Geneviève Montaigu: Pourquoi ne pas avoir abordé la question du droit de vote des étrangers dans votre déclaration?

Xavier Bettel: Je n'ai pas non plus parlé de la séparation de l’Eglise et de l’Etat, ni du cumul des mandats. Ce sont des points qui doivent être discutés au sein de la commission. Nous avons des pistes qui ne sont pas exclusives. Encore une fois, si on ne trouve pas d'accord politique, on demandera aux gens ce qu'ils en pensent.

Geneviève Montaigu: La modulation de I’index telle que vous l'avez abordée a suscité bien des interrogations et personne n'a vraiment compris où vous vouliez en venir...

Xavier Bettel: Mais si, j'ai été très clair. Actuellement, il y a deux possibilités. Il est écrit dans l'accord de coalition que l'on va continuer le système qui prévaut actuellement, c'est-à-dire une tranche indiciaire par an. Nous voyons que l’inflation ne nous incite pas au versement de deux tranches par an et on se demande s'il est opportun de légiférer quand la situation économique du pays nous dit que l'on a besoin de légiférer. Le gouvernement est d'avis que si l'inflation augmente très fortement et que l'économie n'est pas assez forte pour supporter une deuxième tranche d'index, alors il faudra légiférer. Actuellement, il n'en est nul besoin.

Geneviève Montaigu: L'Union des entreprises luxembourgeoises (UEL) affirme que la compétitivité ne sera pas aidée par la réforme du dialogue social ni par la hausse brutale des cotisations de la Mutualité des employeurs. Que lui répondez-vous?
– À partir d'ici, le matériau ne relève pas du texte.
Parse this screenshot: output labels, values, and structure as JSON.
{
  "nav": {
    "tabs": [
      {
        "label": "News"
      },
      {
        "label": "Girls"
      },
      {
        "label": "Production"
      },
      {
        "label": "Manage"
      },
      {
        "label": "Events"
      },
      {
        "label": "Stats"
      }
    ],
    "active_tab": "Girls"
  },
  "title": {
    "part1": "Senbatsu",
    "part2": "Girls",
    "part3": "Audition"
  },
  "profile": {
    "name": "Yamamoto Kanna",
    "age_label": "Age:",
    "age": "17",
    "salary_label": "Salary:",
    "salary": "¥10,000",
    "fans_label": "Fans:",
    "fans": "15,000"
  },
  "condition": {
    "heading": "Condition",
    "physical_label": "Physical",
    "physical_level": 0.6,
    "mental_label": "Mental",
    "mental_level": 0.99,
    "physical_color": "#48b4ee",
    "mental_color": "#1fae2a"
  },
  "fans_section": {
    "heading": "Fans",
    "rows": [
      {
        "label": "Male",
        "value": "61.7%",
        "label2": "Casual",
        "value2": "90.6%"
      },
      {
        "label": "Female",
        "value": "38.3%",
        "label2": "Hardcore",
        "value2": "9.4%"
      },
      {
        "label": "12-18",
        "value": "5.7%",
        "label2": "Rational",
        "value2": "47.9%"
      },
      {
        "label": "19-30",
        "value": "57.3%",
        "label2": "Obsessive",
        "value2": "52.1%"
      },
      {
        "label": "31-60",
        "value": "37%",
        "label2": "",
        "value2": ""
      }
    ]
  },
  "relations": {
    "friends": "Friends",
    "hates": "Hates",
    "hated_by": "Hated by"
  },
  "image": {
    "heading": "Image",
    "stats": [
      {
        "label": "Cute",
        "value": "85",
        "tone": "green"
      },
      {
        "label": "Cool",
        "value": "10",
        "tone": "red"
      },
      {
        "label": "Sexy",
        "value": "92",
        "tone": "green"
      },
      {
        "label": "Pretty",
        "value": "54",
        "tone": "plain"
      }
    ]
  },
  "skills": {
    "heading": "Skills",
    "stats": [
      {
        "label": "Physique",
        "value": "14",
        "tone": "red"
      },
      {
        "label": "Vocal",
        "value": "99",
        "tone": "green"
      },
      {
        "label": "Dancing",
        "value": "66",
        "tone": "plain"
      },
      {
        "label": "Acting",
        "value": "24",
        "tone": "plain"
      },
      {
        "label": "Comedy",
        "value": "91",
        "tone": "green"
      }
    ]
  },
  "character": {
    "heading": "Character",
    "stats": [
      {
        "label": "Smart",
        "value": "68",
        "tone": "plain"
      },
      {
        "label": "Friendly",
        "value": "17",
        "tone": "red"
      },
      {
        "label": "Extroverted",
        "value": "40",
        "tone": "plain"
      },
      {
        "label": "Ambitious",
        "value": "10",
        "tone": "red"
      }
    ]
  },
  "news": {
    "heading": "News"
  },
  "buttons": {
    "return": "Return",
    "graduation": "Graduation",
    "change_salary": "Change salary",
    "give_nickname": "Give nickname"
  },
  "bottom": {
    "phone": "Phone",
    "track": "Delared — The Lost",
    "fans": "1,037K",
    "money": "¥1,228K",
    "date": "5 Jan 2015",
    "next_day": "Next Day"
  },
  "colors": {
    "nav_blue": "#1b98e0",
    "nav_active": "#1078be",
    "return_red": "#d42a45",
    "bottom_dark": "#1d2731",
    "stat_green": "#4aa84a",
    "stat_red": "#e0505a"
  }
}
Xavier Bettel: Le dialogue social est important! Le texte est en discussion et le dialogue social que nous voulons relancer débute dans les entreprises. Concernant la hausse des cotisations des employeurs, il faut savoir que nous avons un trou et on doit en discuter. Mais on verra. Je riens juste à préciser qu'en tant que Premier ministre, je ne suis ni le porte-parole de l'UEL ni celui des syndicats. Je suis là pour trouver un équilibre, conserver la paix sociale, reconstruire le dialogue social et assurer des perspectives et une stabilité à ce pays.

Geneviève Montaigu: Vous avez voulu déposer le projet de loi sur la réforme du Service de renseignement de l'État le jour de votre première déclaration sur l'état de la Nation. Pourquoi était-ce si important pour vous?

Xavier Bettel: On a vu que le travail et le fonctionnement du SREL ont nui à toutes les institutions et la confiance des citoyens en a été bien ébranlée. J'étais content de pouvoir dire, par ce dépôt, que l'on commençait par redonner confiance aux gens vis-à-vis des institutions. Ce texte propose un contrôle interne et je disposerai d'un fonctionnaire du ministère d’État qui assistera aux réunions du SREL et aux réunions de la commission de Contrôle parlementaire. Moi-même, je reçois le SREL en compagnie du ministre de la Justice et du ministre de la Sécurité intérieure et on se voit pour chaque réunion.